The Axon body-worn cameras would be about the size and weight of a Go-Pro camera, and would come with a magnetic mount that fastens to officers’ uniforms, “so they can be moved around,” Pyle said. They also would be compatible with the officers’ Taser technology.

“If we purchase 20 cameras... and 20 Tasers, and I have, let’s say, five officers at the scene of a high-level incident,” Pyle said. “If any of those officers deploys a Taser and turns it on, it turns on all cameras in the area and activates them without officer action.”  The cameras would also capture a buffer period of up to nine minutes before the camera was activated, Pyle said.

“If lights and sirens are turned on in the vehicle, it automatically activates the cameras, any camera in the area,” Pyle said.
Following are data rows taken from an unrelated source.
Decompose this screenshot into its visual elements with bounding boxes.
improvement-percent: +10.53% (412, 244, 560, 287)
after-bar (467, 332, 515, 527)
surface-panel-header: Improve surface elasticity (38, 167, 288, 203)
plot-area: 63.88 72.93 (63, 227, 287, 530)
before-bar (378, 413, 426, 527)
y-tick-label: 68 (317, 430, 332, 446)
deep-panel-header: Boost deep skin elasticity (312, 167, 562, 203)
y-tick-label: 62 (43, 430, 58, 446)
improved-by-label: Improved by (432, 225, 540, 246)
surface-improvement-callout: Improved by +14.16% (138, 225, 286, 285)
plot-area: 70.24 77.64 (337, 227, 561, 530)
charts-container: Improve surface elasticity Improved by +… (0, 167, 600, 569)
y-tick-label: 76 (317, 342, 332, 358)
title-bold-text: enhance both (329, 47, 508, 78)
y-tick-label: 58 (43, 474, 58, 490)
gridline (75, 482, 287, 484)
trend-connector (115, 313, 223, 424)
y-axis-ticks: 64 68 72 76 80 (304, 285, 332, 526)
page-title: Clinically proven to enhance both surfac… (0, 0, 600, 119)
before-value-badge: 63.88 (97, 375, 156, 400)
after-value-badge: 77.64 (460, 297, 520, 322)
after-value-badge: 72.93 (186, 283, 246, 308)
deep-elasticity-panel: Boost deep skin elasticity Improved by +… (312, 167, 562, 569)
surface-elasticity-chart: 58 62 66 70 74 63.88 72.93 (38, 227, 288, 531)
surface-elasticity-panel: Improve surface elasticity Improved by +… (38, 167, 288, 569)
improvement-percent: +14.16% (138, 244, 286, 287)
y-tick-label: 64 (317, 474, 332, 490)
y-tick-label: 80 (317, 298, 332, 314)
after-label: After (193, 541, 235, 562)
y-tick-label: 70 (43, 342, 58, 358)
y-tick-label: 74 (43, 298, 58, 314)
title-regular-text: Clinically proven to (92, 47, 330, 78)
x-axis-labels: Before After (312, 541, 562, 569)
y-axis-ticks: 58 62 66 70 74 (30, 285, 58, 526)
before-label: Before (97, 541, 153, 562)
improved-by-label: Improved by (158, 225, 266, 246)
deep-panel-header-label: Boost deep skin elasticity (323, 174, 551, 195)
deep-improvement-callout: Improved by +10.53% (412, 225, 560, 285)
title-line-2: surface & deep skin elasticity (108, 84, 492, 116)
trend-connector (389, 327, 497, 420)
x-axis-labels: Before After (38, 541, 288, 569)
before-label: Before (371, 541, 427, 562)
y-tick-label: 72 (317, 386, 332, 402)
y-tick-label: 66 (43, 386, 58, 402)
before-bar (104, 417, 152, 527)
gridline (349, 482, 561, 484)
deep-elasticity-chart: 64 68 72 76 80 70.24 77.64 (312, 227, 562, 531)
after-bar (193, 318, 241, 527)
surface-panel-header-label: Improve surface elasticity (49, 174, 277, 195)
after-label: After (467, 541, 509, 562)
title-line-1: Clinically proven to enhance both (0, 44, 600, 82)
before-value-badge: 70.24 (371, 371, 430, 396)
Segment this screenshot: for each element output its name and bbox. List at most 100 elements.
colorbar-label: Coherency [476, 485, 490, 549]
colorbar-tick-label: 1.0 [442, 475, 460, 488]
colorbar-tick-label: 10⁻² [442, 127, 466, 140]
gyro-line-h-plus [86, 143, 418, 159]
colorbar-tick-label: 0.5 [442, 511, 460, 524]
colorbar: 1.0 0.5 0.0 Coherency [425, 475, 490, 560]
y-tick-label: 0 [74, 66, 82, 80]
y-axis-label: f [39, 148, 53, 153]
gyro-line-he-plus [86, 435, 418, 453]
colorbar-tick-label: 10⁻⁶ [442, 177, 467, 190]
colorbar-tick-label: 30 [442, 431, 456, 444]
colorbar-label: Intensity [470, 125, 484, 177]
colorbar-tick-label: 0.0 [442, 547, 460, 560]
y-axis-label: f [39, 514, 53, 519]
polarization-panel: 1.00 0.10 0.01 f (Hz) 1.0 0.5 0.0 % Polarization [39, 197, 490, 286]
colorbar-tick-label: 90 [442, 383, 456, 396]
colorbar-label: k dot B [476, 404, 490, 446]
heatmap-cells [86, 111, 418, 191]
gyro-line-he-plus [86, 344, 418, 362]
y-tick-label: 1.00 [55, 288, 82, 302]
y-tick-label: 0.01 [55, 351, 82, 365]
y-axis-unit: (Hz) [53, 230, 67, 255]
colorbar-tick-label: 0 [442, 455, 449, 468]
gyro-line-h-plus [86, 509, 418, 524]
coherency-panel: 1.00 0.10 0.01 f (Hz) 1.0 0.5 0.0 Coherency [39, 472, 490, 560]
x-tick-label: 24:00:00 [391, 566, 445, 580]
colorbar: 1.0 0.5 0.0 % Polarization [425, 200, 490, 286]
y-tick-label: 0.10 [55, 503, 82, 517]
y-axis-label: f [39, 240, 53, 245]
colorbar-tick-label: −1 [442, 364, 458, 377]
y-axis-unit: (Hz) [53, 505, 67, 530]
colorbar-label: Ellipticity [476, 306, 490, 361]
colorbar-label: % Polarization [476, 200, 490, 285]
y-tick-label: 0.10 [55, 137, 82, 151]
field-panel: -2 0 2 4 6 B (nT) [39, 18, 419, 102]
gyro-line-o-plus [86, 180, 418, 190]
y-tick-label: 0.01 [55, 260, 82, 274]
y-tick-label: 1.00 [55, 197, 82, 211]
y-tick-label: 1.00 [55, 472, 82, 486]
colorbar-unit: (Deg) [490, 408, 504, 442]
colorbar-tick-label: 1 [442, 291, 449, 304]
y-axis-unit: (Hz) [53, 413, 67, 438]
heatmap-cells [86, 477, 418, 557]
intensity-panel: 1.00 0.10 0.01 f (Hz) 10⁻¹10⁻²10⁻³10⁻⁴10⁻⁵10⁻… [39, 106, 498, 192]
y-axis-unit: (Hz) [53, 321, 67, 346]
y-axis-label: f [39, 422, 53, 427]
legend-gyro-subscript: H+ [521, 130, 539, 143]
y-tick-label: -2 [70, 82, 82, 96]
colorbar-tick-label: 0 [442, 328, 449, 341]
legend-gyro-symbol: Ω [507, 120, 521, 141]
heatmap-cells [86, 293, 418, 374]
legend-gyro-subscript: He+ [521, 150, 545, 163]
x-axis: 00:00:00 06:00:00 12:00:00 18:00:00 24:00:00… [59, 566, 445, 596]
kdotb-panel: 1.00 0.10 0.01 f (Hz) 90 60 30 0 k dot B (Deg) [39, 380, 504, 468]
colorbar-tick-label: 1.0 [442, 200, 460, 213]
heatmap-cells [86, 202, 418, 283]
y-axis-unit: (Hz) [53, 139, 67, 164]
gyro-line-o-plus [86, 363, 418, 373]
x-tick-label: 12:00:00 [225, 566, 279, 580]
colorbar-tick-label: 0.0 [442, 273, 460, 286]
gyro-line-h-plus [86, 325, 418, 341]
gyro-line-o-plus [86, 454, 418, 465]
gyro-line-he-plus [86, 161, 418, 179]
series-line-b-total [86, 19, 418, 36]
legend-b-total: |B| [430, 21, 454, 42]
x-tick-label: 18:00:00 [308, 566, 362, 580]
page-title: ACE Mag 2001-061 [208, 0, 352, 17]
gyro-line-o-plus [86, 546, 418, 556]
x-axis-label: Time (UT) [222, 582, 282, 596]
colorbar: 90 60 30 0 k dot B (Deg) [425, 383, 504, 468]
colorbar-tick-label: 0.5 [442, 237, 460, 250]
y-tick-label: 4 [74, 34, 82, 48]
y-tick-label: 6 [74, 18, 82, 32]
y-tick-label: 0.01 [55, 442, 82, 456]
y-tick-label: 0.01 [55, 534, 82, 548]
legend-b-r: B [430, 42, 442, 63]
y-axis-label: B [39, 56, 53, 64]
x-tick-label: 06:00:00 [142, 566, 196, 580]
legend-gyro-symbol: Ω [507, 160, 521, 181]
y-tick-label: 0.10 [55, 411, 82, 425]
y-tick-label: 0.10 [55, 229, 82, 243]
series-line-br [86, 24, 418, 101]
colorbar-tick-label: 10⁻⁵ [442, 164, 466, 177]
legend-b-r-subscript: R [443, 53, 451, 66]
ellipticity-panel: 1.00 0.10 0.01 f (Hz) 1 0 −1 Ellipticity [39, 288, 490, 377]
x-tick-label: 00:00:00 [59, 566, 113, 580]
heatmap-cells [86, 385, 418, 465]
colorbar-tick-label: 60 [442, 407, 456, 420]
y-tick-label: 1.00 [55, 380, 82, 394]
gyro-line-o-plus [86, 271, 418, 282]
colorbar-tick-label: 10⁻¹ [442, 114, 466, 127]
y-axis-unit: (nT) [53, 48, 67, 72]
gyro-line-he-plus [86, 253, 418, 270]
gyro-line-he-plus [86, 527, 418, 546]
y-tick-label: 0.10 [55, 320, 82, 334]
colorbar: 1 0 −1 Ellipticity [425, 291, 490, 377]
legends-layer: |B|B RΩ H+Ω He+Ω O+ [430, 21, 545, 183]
The company would also retro-fit the agency with new holsters equipped with a switch or alarm, “so any officer that draws their service weapon at the scene of a high-level incident will activate all the cameras in the area… There’s a lot of automated technology,” Pyle said.

There is also a software system included in the contract. “This system provides us unlimited storage for not only the body-worn camera data that they’re estimating will be about four terabytes a year, but also it interfaces with our current records-management system,” Pyle said, explaining that the department could upload and store data “whether Axon collected it or not.”  So if APD officers obtain video surveillance files from a Walmart, for example, they could upload and store those files in Axon’s system. 

“The county prosecutor and the city prosecutor will have their own logins for the system and can log in and retrieve the data” as well, Pyle said. “…It’s a really robust system.”

Stone said the system is an improvement over the current set-up, “taking a thumb drive and having an officer go off the street to take the thumb drive to the prosecutor, and then (sometimes) there’s not enough room on the thumb drive.”

Pyle estimated that the city pays about $1,000 to $1,200 a year in thumb drives to share evidence with city and county prosecutors.

The Axon contract would also include training supplies and costs for up to 20 officers, Pyle said, adding that currently the city pays about $1,500 to $2,000 a year for training materials. (However, Pyle said his department likely would want to train and certify closer to 28 officers, so the city would pay an additional fee for each additional officer’s training.)

“The true cost to the city, once we remove the expenses we already have, is going to be a little less than the roughly $44,000 a year that they’re asking for,” Pyle said.